Selama kurun waktu 2 tahun, TM yang membuka praktek di rumahnya di Jalan Desa Cipadung No 14 RT 03/05, Kelurahan Cipadung, Kecamatan Cibiru, Kota Bandung, telah menjual 6 bayi dengan harga berkisar dari Rp. 3 juta hingga Rp. 7 juta.
Kabid Humas Polda Jabar Kombes Pol Martinus Sitompul mengatakan, saat ditangkap TM hanya mengaku telah menjual tiga bayi, tapi saat didalami ditemukan barang bukti berupa surat pelepasan hak bayi sebanyak enam lembar.
"Setelah didalami, kami temukan 6 barang bukti surat pelepasan hak antara ibu bayi dan pembelinya," papar Martinus didampingi Kasubdit IV Remaja Anak dan Wanita (Rekanata), AKBP Asril Alius di Mapolda Jabar Jl. Soekarno Hatta Bandung, Kamis (19/9).
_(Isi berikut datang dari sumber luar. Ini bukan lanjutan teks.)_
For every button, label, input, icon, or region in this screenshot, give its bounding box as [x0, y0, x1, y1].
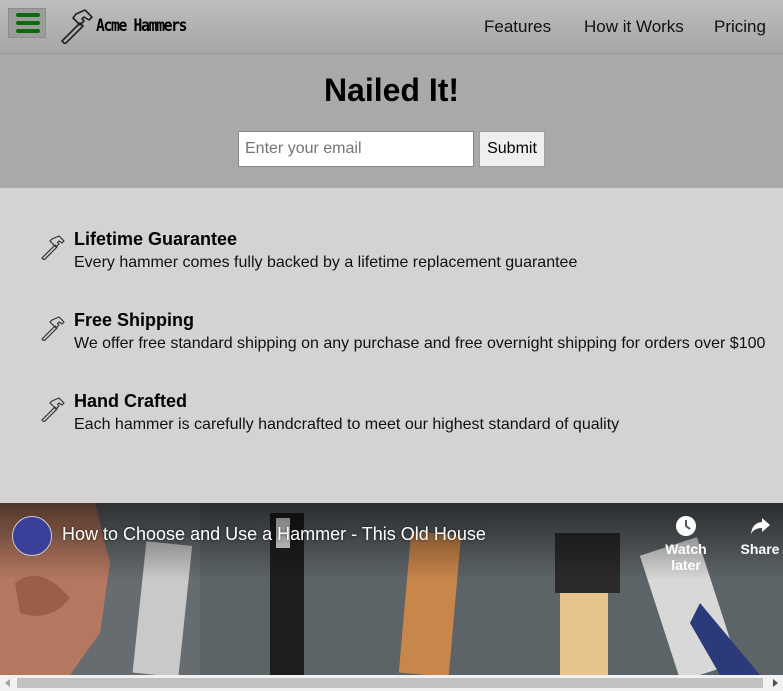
- site-header: Acme Hammers Features How it Works Prici…: [0, 0, 783, 54]
- hammer-logo-icon: [61, 9, 93, 44]
- clock-icon: [676, 516, 696, 536]
- hammer-icon: [41, 397, 65, 422]
- brand-name[interactable]: Acme Hammers: [96, 16, 187, 36]
- submit-button[interactable]: Submit: [479, 131, 545, 167]
- hero-title: Nailed It!: [323, 72, 460, 108]
- video-title[interactable]: How to Choose and Use a Hammer - This Ol…: [62, 524, 486, 545]
- nav-link-pricing[interactable]: Pricing: [714, 17, 766, 37]
- video-player[interactable]: How to Choose and Use a Hammer - This Ol…: [0, 503, 783, 675]
- menu-bar-icon: [16, 21, 40, 25]
- share-label: Share: [740, 541, 780, 557]
- hammer-icon: [41, 316, 65, 341]
- feature-description: We offer free standard shipping on any p…: [74, 335, 766, 352]
- watch-later-label: Watch later: [665, 541, 707, 573]
- nav-link-how-it-works[interactable]: How it Works: [584, 17, 684, 37]
- hammer-icon: [41, 235, 65, 260]
- menu-bar-icon: [16, 13, 40, 17]
- share-arrow-icon: [751, 518, 770, 534]
- watch-later-button[interactable]: Watch later: [650, 515, 722, 573]
- horizontal-scrollbar[interactable]: [0, 675, 783, 691]
- feature-title: Free Shipping: [74, 310, 195, 330]
- scroll-right-arrow-icon[interactable]: [773, 679, 778, 687]
- hero-section: Nailed It! Submit: [0, 54, 783, 188]
- hamburger-menu-button[interactable]: [8, 8, 46, 38]
- channel-avatar[interactable]: [12, 516, 52, 556]
- feature-description: Every hammer comes fully backed by a lif…: [74, 254, 578, 271]
- feature-title: Hand Crafted: [74, 391, 188, 411]
- feature-title: Lifetime Guarantee: [74, 229, 238, 249]
- share-button[interactable]: Share: [740, 515, 780, 557]
- menu-bar-icon: [16, 29, 40, 33]
- feature-description: Each hammer is carefully handcrafted to …: [74, 416, 620, 433]
- nav-link-features[interactable]: Features: [484, 17, 551, 37]
- scroll-left-arrow-icon[interactable]: [5, 679, 10, 687]
- scrollbar-thumb[interactable]: [17, 678, 763, 688]
- email-input[interactable]: [238, 131, 474, 167]
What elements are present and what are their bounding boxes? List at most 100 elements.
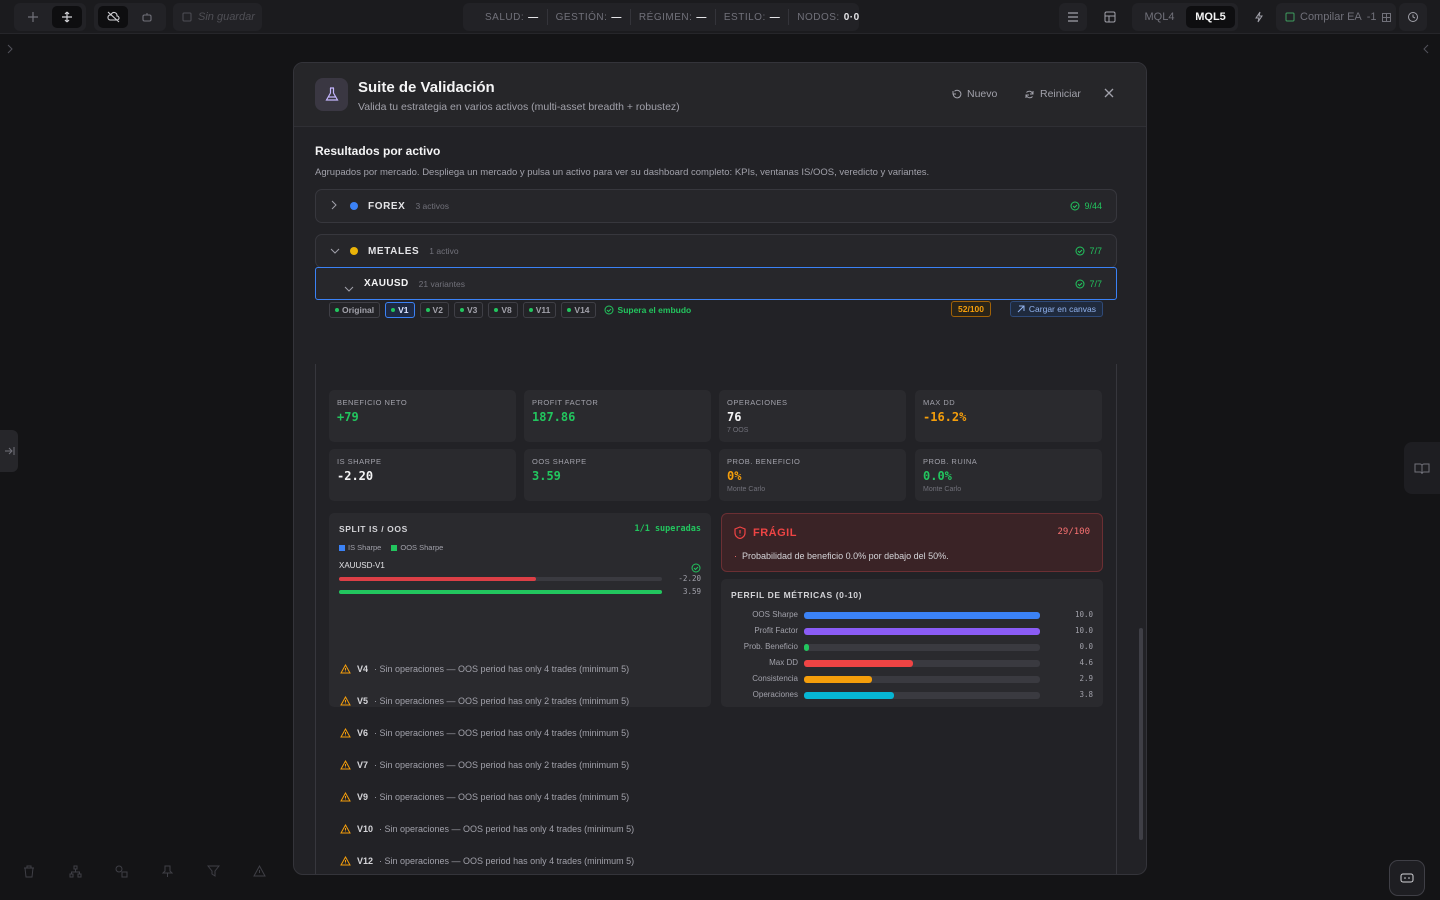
profile-row-value: 3.8 xyxy=(1079,690,1093,699)
move-icon xyxy=(62,11,72,23)
expand-left-button[interactable] xyxy=(6,44,14,54)
asset-pass-badge: 7/7 xyxy=(1075,279,1102,289)
market-row-forex[interactable]: FOREX 3 activos 9/44 xyxy=(315,189,1117,223)
check-circle-icon xyxy=(1070,201,1080,211)
alert-icon[interactable] xyxy=(250,862,268,880)
menu-button[interactable] xyxy=(1059,3,1087,31)
close-button[interactable] xyxy=(1103,86,1115,104)
pin-icon[interactable] xyxy=(158,862,176,880)
trash-icon[interactable] xyxy=(20,862,38,880)
reset-button[interactable]: Reiniciar xyxy=(1024,88,1081,100)
compile-icon xyxy=(1285,12,1295,22)
profile-row-fill xyxy=(804,660,913,667)
save-icon xyxy=(182,12,192,22)
select-tool-button[interactable] xyxy=(18,6,48,28)
quick-action-button[interactable] xyxy=(1245,3,1273,31)
assistant-chat-button[interactable] xyxy=(1389,860,1425,896)
layout-icon xyxy=(1104,11,1116,23)
variant-tab-v11[interactable]: V11 xyxy=(522,302,557,318)
profile-row-fill xyxy=(804,692,894,699)
robot-icon xyxy=(142,13,152,22)
kpi-operations: OPERACIONES 76 7 OOS xyxy=(719,390,906,442)
profile-row-fill xyxy=(804,628,1040,635)
profile-row-value: 4.6 xyxy=(1079,658,1093,667)
reset-button-label: Reiniciar xyxy=(1040,88,1081,100)
new-button[interactable]: Nuevo xyxy=(951,88,997,100)
oos-sharpe-value: 3.59 xyxy=(682,587,701,596)
profile-row-fill xyxy=(804,644,809,651)
warning-variant: V9 xyxy=(357,792,369,802)
market-count: 3 activos xyxy=(415,201,449,211)
warning-variant: V4 xyxy=(357,664,369,674)
arrow-right-to-line-icon xyxy=(4,447,14,455)
profile-row-label: Max DD xyxy=(769,658,798,667)
filter-icon[interactable] xyxy=(204,862,222,880)
variant-warning: V6 · Sin operaciones — OOS period has onl… xyxy=(340,728,629,738)
chevron-down-icon xyxy=(330,242,340,260)
funnel-pass-label: Supera el embudo xyxy=(604,305,691,315)
scrollbar[interactable] xyxy=(1139,628,1143,840)
layout-button[interactable] xyxy=(1096,3,1124,31)
variant-tab-v14[interactable]: V14 xyxy=(561,302,596,318)
profile-row-fill xyxy=(804,612,1040,619)
profile-title: PERFIL DE MÉTRICAS (0-10) xyxy=(731,590,863,600)
profile-row-fill xyxy=(804,676,873,683)
warning-text: · Sin operaciones — OOS period has only … xyxy=(374,760,630,770)
variant-tab-v2[interactable]: V2 xyxy=(419,302,449,318)
hierarchy-icon[interactable] xyxy=(66,862,84,880)
market-pass-badge: 9/44 xyxy=(1070,201,1102,211)
compile-ea-button[interactable]: Compilar EA -1 xyxy=(1276,3,1396,31)
modal-header: Suite de Validación Valida tu estrategia… xyxy=(294,63,1146,127)
variant-warning: V7 · Sin operaciones — OOS period has onl… xyxy=(340,760,629,770)
market-color-dot xyxy=(350,247,358,255)
docs-panel-toggle[interactable] xyxy=(1404,442,1440,494)
compile-label: Compilar EA xyxy=(1300,11,1362,23)
profile-row-value: 0.0 xyxy=(1079,642,1093,651)
compile-count: -1 xyxy=(1366,11,1377,23)
variant-tab-v3[interactable]: V3 xyxy=(453,302,484,318)
status-nodes: NODOS: 0·0 xyxy=(788,9,867,25)
chevron-right-icon xyxy=(330,197,340,215)
move-tool-button[interactable] xyxy=(52,6,82,28)
results-description: Agrupados por mercado. Despliega un merc… xyxy=(315,167,930,178)
profile-row-track xyxy=(804,692,1040,699)
verdict-title: FRÁGIL xyxy=(734,526,797,539)
variant-tab-v8[interactable]: V8 xyxy=(488,302,518,318)
variant-tab-v1[interactable]: V1 xyxy=(385,302,415,318)
left-panel-toggle[interactable] xyxy=(0,430,18,472)
verdict-card: FRÁGIL 29/100 · Probabilidad de beneficio… xyxy=(721,513,1103,572)
cursor-tool-group xyxy=(14,3,86,31)
variant-tab-original[interactable]: Original xyxy=(329,302,381,318)
kpi-net-profit: BENEFICIO NETO +79 xyxy=(329,390,516,442)
legend-oos: OOS Sharpe xyxy=(391,543,443,552)
bottom-toolbar xyxy=(20,862,268,880)
asset-name: XAUUSD xyxy=(364,278,409,289)
mql4-button[interactable]: MQL4 xyxy=(1135,6,1184,28)
warning-variant: V10 xyxy=(357,824,374,834)
is-sharpe-value: -2.20 xyxy=(678,574,701,583)
modal-body: Resultados por activo Agrupados por merc… xyxy=(294,128,1146,874)
chevron-left-icon xyxy=(1423,44,1429,54)
modal-title: Suite de Validación xyxy=(358,79,495,96)
shapes-icon[interactable] xyxy=(112,862,130,880)
profile-row: Profit Factor 10.0 xyxy=(721,625,1103,637)
kpi-prob-profit: PROB. BENEFICIO 0% Monte Carlo xyxy=(719,449,906,501)
market-pass-badge: 7/7 xyxy=(1075,246,1102,256)
profile-row: Max DD 4.6 xyxy=(721,657,1103,669)
warning-triangle-icon xyxy=(340,696,351,706)
market-row-metales[interactable]: METALES 1 activo 7/7 xyxy=(315,234,1117,268)
unsaved-indicator[interactable]: Sin guardar xyxy=(173,3,262,31)
robot-button[interactable] xyxy=(132,6,162,28)
load-canvas-button[interactable]: Cargar en canvas xyxy=(1009,301,1103,317)
market-color-dot xyxy=(350,202,358,210)
history-button[interactable] xyxy=(1399,3,1427,31)
hide-cloud-button[interactable] xyxy=(98,6,128,28)
asset-row-xauusd[interactable]: XAUUSD 21 variantes 7/7 xyxy=(315,267,1117,300)
expand-right-button[interactable] xyxy=(1422,44,1430,54)
check-circle-icon xyxy=(1075,279,1085,288)
warning-text: · Sin operaciones — OOS period has only … xyxy=(379,824,635,834)
mql5-button[interactable]: MQL5 xyxy=(1186,6,1235,28)
cloud-off-icon xyxy=(106,11,120,23)
flask-icon xyxy=(315,78,348,111)
variant-warning: V12 · Sin operaciones — OOS period has on… xyxy=(340,856,634,866)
Martin menyebutkan, jika ditotalkan ada tujuh bayi, namun yang satu belum terbeli, yakni saat penangkapan. Bayi yang belum terjual dititipkan di RS Bhayangkara Sartika Asih. Bayi-bayi ini dijual dengan harga bervariasi, bayi perempuan dijual seharga Rp. 3 juta sampai Rp. 5 juta, sedangkan bayi laki-laki mencapai Rp. 7 juta.
Martinus mengungkapkan, adapun modus yang dilakukan tersangka yakni membantu persalinan, kemudian ibu bayi tidak mau mengurus bayinya dan diserahkan kepadanya. "Kemudian dia mencari pembeli dengan cara mengirim pesan singkat kepada calon pembeli," bebernya. Atas perbuatannya, lanjut Martinus, tersangka dijerat pasal 83 UU RI no 23/2002 tentang Perlindungan Anak dengan ancaman maksimal 15 tahun penjara. (Lanie)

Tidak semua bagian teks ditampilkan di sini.